Но и веритель иногда не объясняет немедленно по получении удовлетворения, к какому обязательству он его относит; тогда остается только разрешить вопрос по предположению. И вот прежде всего предполагается желание должника отнести удовлетворение к обязательству, для него наиболее тягостному. Так, если по одному обязательству, существующему между верителем и должником, платятся проценты, а по другому не платятся, то предполагается, что должник производит удовлетворение по тому обязательству, по которому платятся проценты. Точно так же, если одно обязательство обеспечено залогом, а другое не обеспечено, то предполагается, что удовлетворение относится к обязательству обеспеченному, как наиболее тягостному. Но если и предположение в пользу того или другого обязательства по наибольшей его тяжести для должника не может иметь места, потому что все обязательства одинаково тягостны, то отдается преимущество обязательству старшему по времени: естественно предположить, что должник прежде всего очищает старые обязательства, по очереди. Наконец, если равно тягостные обязательства одновременны, так что и по очереди их нельзя определить, к которому обязательству относится удовлетворение, то остается только принять, что удовлетворение распределяется на все обязательства по соразмерности. Но, разумеется, придается значение тому или другому предположению в том только случае, когда во время производства удовлетворения наступил уже срок нескольким обязательствам, существующим между верителем и должником; обязательства, которым срок еще не наступил, не берутся в расчет, потому что до срока они и не подлежат удовлетворению, разве только по особому соглашению между участниками обязательства, которого в данном случае мы не предполагаем или которого, лучше сказать, нет, почему и приходится решать вопрос по предположению.

Но как доказать производство удовлетворения по обязательству?

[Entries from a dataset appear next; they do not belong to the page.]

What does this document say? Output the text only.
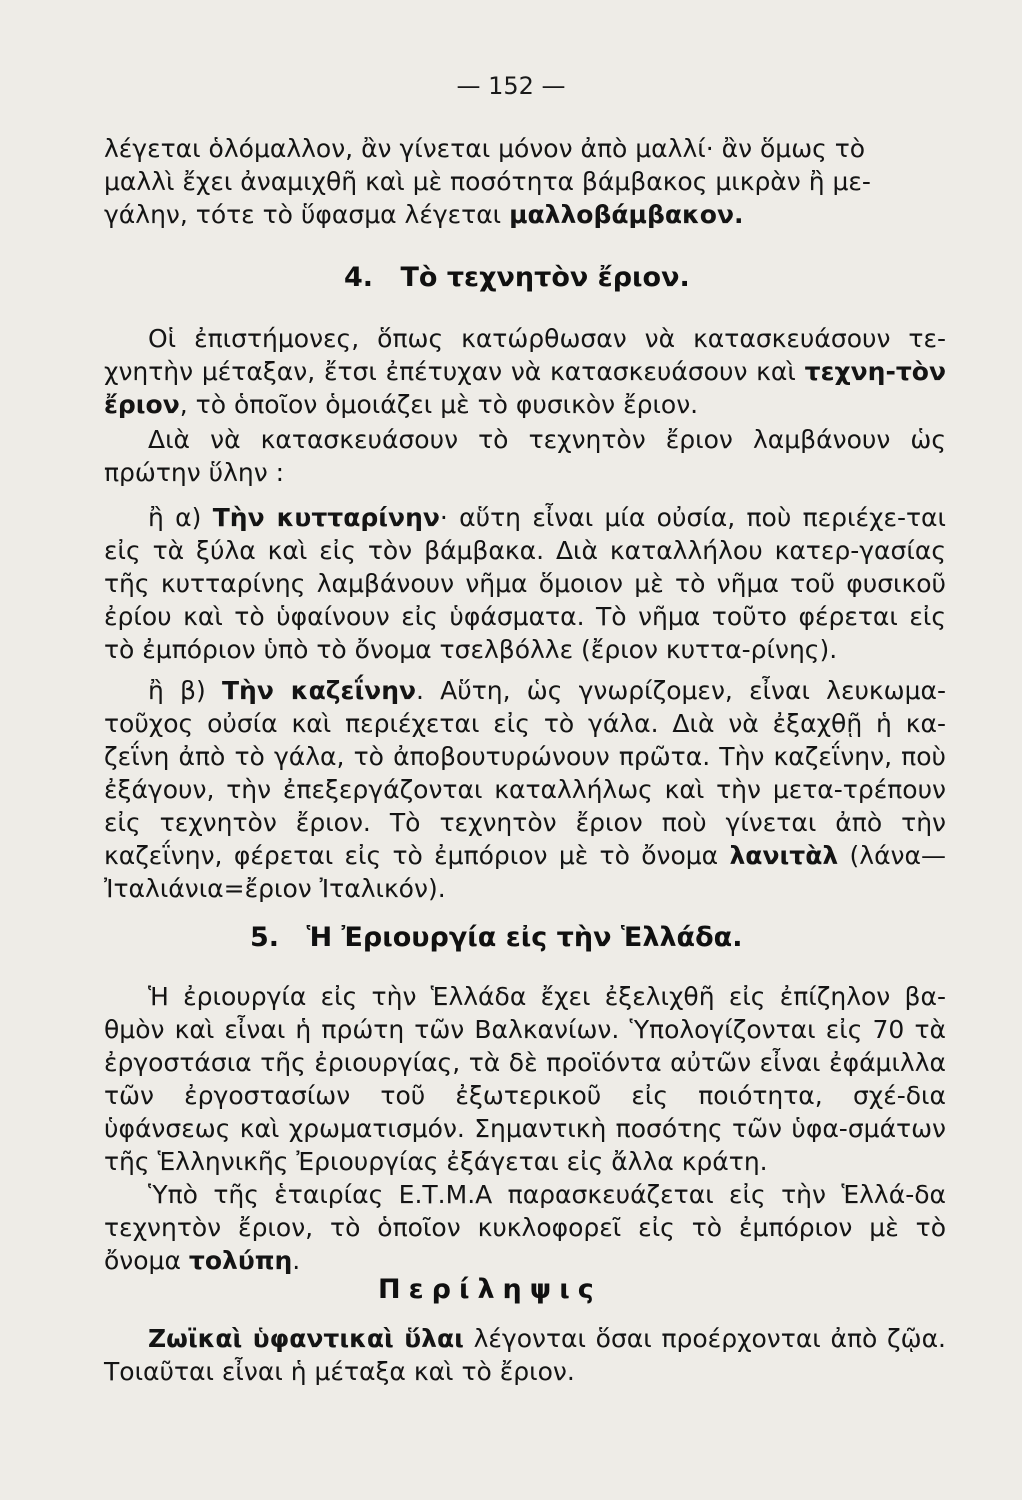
— 152 —

λέγεται ὁλόμαλλον, ἂν γίνεται μόνον ἀπὸ μαλλί· ἂν ὅμως τὸ

μαλλὶ ἔχει ἀναμιχθῆ καὶ μὲ ποσότητα βάμβακος μικρὰν ἢ με-

γάλην, τότε τὸ ὕφασμα λέγεται μαλλοβάμβακον.

4. Τὸ τεχνητὸν ἔριον.

Οἱ ἐπιστήμονες, ὅπως κατώρθωσαν νὰ κατασκευάσουν τε-χνητὴν μέταξαν, ἔτσι ἐπέτυχαν νὰ κατασκευάσουν καὶ τεχνη-τὸν ἔριον, τὸ ὁποῖον ὁμοιάζει μὲ τὸ φυσικὸν ἔριον.

Διὰ νὰ κατασκευάσουν τὸ τεχνητὸν ἔριον λαμβάνουν ὡς πρώτην ὕλην :

ἢ α) Τὴν κυτταρίνην· αὕτη εἶναι μία οὐσία, ποὺ περιέχε-ται εἰς τὰ ξύλα καὶ εἰς τὸν βάμβακα. Διὰ καταλλήλου κατερ-γασίας τῆς κυτταρίνης λαμβάνουν νῆμα ὅμοιον μὲ τὸ νῆμα τοῦ φυσικοῦ ἐρίου καὶ τὸ ὑφαίνουν εἰς ὑφάσματα. Τὸ νῆμα τοῦτο φέρεται εἰς τὸ ἐμπόριον ὑπὸ τὸ ὄνομα τσελβόλλε (ἔριον κυττα-ρίνης).

ἢ β) Τὴν καζεΐνην. Αὕτη, ὡς γνωρίζομεν, εἶναι λευκωμα-τοῦχος οὐσία καὶ περιέχεται εἰς τὸ γάλα. Διὰ νὰ ἐξαχθῇ ἡ κα-ζεΐνη ἀπὸ τὸ γάλα, τὸ ἀποβουτυρώνουν πρῶτα. Τὴν καζεΐνην, ποὺ ἐξάγουν, τὴν ἐπεξεργάζονται καταλλήλως καὶ τὴν μετα-τρέπουν εἰς τεχνητὸν ἔριον. Τὸ τεχνητὸν ἔριον ποὺ γίνεται ἀπὸ τὴν καζεΐνην, φέρεται εἰς τὸ ἐμπόριον μὲ τὸ ὄνομα λανιτὰλ (λάνα—Ἰταλιάνια=ἔριον Ἰταλικόν).

5. Ἡ Ἐριουργία εἰς τὴν Ἑλλάδα.

Ἡ ἐριουργία εἰς τὴν Ἑλλάδα ἔχει ἐξελιχθῆ εἰς ἐπίζηλον βα-θμὸν καὶ εἶναι ἡ πρώτη τῶν Βαλκανίων. Ὑπολογίζονται εἰς 70 τὰ ἐργοστάσια τῆς ἐριουργίας, τὰ δὲ προϊόντα αὐτῶν εἶναι ἐφάμιλλα τῶν ἐργοστασίων τοῦ ἐξωτερικοῦ εἰς ποιότητα, σχέ-δια ὑφάνσεως καὶ χρωματισμόν. Σημαντικὴ ποσότης τῶν ὑφα-σμάτων τῆς Ἑλληνικῆς Ἐριουργίας ἐξάγεται εἰς ἄλλα κράτη.

Ὑπὸ τῆς ἑταιρίας Ε.Τ.Μ.Α παρασκευάζεται εἰς τὴν Ἑλλά-δα τεχνητὸν ἔριον, τὸ ὁποῖον κυκλοφορεῖ εἰς τὸ ἐμπόριον μὲ τὸ ὄνομα τολύπη.

Περίληψις

Ζωϊκαὶ ὑφαντικαὶ ὕλαι λέγονται ὅσαι προέρχονται ἀπὸ ζῷα. Τοιαῦται εἶναι ἡ μέταξα καὶ τὸ ἔριον.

Значение его очень важно, ибо оно прекращает обязательство, а между тем само по себе производство удовлетворения не оставляет следа. Как о существовании обязательства нередко свидетельствует письменный акт, так же точно и о факте, прекращающем обязательство, составляется иногда письменный акт, называемый распиской или квитанцией. Как обязательство считается существующим по признанию должника, точно так же и производство удовлетворения по обязательству можно считать достоверным по признанию верителя. Cледовательно, как акт обязательства исходит от имени должника, так расписка должна исходить от имени верителя. Так и бывает в действительности: расписка представляется актом, в котором веритель заявляет о получении им удовлетворения по обязательству; должник же в этом акте не принимает никакого участия, подобно тому, как веритель не принимает участия в акте такого обязательства, по которому ему принадлежит только право и не возлагается на него никакой обязанности. Расписка эта или соединяется с долговым актом, значится на нем, что очень естественно, так как удовлетворение прекращает обязательство, а долговой акт свидетельствует о его существовании, или дается отдельно от долгового акта, составляет собой особый акт[842].

В последнем случае важно, чтобы расписка указывала, какое обязательство прекращается удовлетворением. При этом только условии она служит доказательством удовлетворения, а иначе веритель может отговориться, что данная им расписка относится к другому обязательству, существовавшему между ним и должником, и тогда предъявителю расписки особыми фактами придется доказать, что она относится именно к тому обязательству, по которому веритель требует вторичного удовлетворения; но доказать это чрезвычайно трудно, а иногда и невозможно[843]. Однако расписка верителя не единственное доказательство удовлетворения по обязательству: ей равняется по доказательной силе расписка должника о производстве удовлетворения. Это надпись должника на документе, который хранится у верителя, и для должника нет возможности сделать на нем надпись о производстве удовлетворения без согласия на то верителя. Но веритель, конечно, не даст своего согласия, не получив удовлетворения. Поэтому-то надпись должника на документе о производстве удовлетворения и равносильна расписке самого верителя в получении платежа[844].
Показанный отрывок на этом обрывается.